Laurent Nuñez, le ministre de l’intérieur, a écrit dimanche 22 février à la présidente de la cour d’assises spéciales de Paris qui juge en appel l’assassinat de Samuel Paty. Dans son témoignage, lu vendredi, le ministre estimait qu’une campagne de haine comme celle visant le professeur ne l’exposait pas « nécessairement » au risque d’être assassiné.
Dans un arrêt lundi, la présidente a déclaré que Laurent Nuñez, dont le témoignage vendredi avait été salué par la défense, lui avait écrit dimanche soir de son adresse personnelle. Cependant, ce courriel ne respecterait pas les « formalités » du code de procédure pénale et, en conséquence, il devrait être réentendu, sur les mêmes questions, avant mercredi à 10 h 30 par un haut magistrat de la cour d’appel de Paris.
Me Vincent Brengarth, un des avocats de l’agitateur islamiste Abdelhakim Sefrioui, s’est dit « abasourdi » par la démarche du ministre d’envoyer un tel courriel, la défense unanime dénonçant une « atteinte à la séparation des pouvoirs ».
Le témoignage écrit avait été livré en tant qu’ancien coordinateur antiterroriste à l’Elysée, et faisait suite à des questions de la défense d’Abdelhakim Sefrioui et d’une partie civile. A une question de celle-ci lui demandant si « désigner publiquement et nominativement une personne comme ayant porté atteinte au prophète ou à l’islam », pouvait « objectivement l’exposer à un danger grave pour sa sécurité », l’actuel ministre de l’intérieur avait répondu par la négative.
« Véritable fatwa numérique »
La défense d’Abdelhakim Sefrioui, rejugé pour avoir été, avec un père d’élèves, Brahim Chnina, l’artisan de la campagne de haine qui avait précédé l’assassinat du professeur le 16 octobre 2020, avait salué un « fait majeur » tandis que sous couvert de l’anonymat plusieurs parties civiles avaient exprimé leur consternation, estimant que ce témoignage fragilisait l’accusation.
En première instance, Abdelhakim Sefrioui avait été condamné à 15 ans de réclusion criminelle pour association de malfaiteurs terroriste : quand bien même ils ne connaissaient pas l’assassin, Abdoullakh Anzorov, un islamiste tchétchène, Abdelhakim Sefrioui et Brahim Chnina avaient délivré une « véritable fatwa numérique » et « préparé les conditions » du crime « en livrant l’identité » de l’enseignant sur les réseaux sociaux.

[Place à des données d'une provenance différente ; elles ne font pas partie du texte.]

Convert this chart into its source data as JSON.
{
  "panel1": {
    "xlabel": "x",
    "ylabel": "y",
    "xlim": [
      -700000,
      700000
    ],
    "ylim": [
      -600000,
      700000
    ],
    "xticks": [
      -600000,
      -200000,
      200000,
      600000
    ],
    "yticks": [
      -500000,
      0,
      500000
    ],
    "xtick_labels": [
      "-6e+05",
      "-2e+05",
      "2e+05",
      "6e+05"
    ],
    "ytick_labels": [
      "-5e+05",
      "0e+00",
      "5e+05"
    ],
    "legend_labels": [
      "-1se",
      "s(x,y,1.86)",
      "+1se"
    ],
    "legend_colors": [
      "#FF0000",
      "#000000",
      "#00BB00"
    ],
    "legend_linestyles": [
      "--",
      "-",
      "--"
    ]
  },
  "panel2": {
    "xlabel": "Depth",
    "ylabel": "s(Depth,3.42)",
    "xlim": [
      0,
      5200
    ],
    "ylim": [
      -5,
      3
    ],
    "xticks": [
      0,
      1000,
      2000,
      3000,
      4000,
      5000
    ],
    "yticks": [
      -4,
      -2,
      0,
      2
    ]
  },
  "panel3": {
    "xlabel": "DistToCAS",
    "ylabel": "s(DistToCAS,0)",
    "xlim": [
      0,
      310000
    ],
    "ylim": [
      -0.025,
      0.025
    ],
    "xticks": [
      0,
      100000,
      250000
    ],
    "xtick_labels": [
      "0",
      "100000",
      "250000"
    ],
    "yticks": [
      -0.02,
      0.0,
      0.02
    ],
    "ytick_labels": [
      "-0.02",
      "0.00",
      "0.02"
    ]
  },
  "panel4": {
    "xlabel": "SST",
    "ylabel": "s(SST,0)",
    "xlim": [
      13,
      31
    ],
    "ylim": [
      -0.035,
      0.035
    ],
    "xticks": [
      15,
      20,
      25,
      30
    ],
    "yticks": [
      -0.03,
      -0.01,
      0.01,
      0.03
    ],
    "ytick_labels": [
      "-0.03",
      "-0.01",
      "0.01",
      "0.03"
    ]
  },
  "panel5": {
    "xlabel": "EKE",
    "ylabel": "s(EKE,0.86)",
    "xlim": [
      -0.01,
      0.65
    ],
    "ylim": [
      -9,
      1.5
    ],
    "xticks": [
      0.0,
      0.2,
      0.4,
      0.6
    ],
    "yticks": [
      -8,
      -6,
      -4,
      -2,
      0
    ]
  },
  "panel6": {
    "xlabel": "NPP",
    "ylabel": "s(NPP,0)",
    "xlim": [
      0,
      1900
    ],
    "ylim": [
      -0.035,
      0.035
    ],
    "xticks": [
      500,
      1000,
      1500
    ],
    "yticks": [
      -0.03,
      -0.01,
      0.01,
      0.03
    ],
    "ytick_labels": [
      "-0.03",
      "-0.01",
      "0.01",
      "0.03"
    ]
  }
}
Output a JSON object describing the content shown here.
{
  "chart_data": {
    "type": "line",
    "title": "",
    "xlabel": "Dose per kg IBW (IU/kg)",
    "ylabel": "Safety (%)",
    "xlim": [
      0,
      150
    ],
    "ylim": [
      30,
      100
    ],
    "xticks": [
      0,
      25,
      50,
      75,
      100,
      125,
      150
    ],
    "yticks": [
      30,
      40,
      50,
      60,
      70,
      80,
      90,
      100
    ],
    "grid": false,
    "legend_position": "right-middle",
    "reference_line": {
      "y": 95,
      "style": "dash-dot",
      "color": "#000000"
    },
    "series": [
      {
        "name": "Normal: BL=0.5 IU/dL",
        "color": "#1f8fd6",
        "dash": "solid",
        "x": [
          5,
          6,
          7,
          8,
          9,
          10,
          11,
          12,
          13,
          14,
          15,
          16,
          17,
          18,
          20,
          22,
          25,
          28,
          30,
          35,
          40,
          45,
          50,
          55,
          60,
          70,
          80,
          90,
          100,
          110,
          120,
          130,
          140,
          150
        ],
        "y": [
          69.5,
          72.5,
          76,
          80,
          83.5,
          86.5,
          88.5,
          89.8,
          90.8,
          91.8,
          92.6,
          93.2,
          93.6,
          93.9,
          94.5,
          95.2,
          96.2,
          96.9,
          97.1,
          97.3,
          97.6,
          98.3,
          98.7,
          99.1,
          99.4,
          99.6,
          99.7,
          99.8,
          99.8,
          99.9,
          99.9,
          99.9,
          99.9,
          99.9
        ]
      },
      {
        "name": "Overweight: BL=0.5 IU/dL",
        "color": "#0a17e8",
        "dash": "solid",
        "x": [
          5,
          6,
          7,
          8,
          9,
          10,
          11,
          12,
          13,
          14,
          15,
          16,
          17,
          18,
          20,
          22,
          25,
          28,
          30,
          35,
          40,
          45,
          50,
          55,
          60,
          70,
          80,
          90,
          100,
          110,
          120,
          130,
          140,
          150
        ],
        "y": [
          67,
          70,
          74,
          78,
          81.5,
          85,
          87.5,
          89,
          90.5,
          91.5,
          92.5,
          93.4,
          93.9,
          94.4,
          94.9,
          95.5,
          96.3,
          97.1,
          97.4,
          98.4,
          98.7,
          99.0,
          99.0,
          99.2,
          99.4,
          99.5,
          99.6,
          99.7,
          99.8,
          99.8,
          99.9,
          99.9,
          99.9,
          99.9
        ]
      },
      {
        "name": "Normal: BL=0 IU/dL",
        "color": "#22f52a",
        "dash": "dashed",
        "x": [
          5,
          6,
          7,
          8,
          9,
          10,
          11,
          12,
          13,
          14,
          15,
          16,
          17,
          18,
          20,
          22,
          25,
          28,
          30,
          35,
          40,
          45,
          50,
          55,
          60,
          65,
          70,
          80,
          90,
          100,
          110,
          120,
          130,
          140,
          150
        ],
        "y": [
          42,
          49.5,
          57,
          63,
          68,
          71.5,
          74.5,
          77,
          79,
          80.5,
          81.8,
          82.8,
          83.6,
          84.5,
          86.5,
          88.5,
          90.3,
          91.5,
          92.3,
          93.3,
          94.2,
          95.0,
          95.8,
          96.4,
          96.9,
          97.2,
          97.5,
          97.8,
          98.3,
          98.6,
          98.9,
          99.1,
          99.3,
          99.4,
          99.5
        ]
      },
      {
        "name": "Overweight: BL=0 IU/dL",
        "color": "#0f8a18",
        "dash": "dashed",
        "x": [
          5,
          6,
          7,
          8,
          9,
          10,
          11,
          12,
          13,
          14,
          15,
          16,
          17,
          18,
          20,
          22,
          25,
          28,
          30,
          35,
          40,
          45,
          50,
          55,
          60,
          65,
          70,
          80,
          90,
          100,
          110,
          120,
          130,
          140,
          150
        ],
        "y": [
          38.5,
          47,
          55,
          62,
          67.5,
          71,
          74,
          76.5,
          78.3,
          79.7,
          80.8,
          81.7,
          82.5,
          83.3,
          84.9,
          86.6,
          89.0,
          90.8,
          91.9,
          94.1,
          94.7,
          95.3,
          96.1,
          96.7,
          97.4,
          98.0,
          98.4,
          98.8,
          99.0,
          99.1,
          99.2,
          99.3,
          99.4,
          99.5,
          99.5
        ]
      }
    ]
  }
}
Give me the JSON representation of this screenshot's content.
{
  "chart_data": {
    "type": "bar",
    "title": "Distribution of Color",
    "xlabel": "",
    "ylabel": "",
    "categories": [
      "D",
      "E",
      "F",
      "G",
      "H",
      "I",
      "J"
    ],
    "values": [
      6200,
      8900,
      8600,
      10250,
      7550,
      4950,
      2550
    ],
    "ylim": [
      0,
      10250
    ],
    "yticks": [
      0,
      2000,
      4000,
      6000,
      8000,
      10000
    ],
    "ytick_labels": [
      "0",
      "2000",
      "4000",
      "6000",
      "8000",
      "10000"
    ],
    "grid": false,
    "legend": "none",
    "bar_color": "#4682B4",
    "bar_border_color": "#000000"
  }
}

La première cour d’assises avait établi un lien « causal » entre la cabale en ligne et l’assassinat.
Dans une réaction communiquée à l’Agence France-Presse après la lecture de son témoignage, l’entourage de Laurent Nuñez avait assuré qu’il n’avait absolument pas voulu remettre en cause cette causalité et ne se démarquait « en aucune façon de l’accusation » : il n’y a « aucun doute dans son esprit », « la désignation » de Samuel Paty a conduit de manière irréfutable le terroriste à choisir sa cible, ce qui atteste de manière certaine du lien de causalité« .
« Nous sommes ici pour faire du droit. Peu importe ce que peut dire un ministre, ancien coordinateur du renseignement », a de son côté déclaré lundi l’avocate générale selon qui Laurent Nuñez veut faire « un correctif » de l’interprétation de ses propos. « Est-ce qu’il fallait le faire sous cette forme ? Je ne sais pas », a-t-elle ajouté.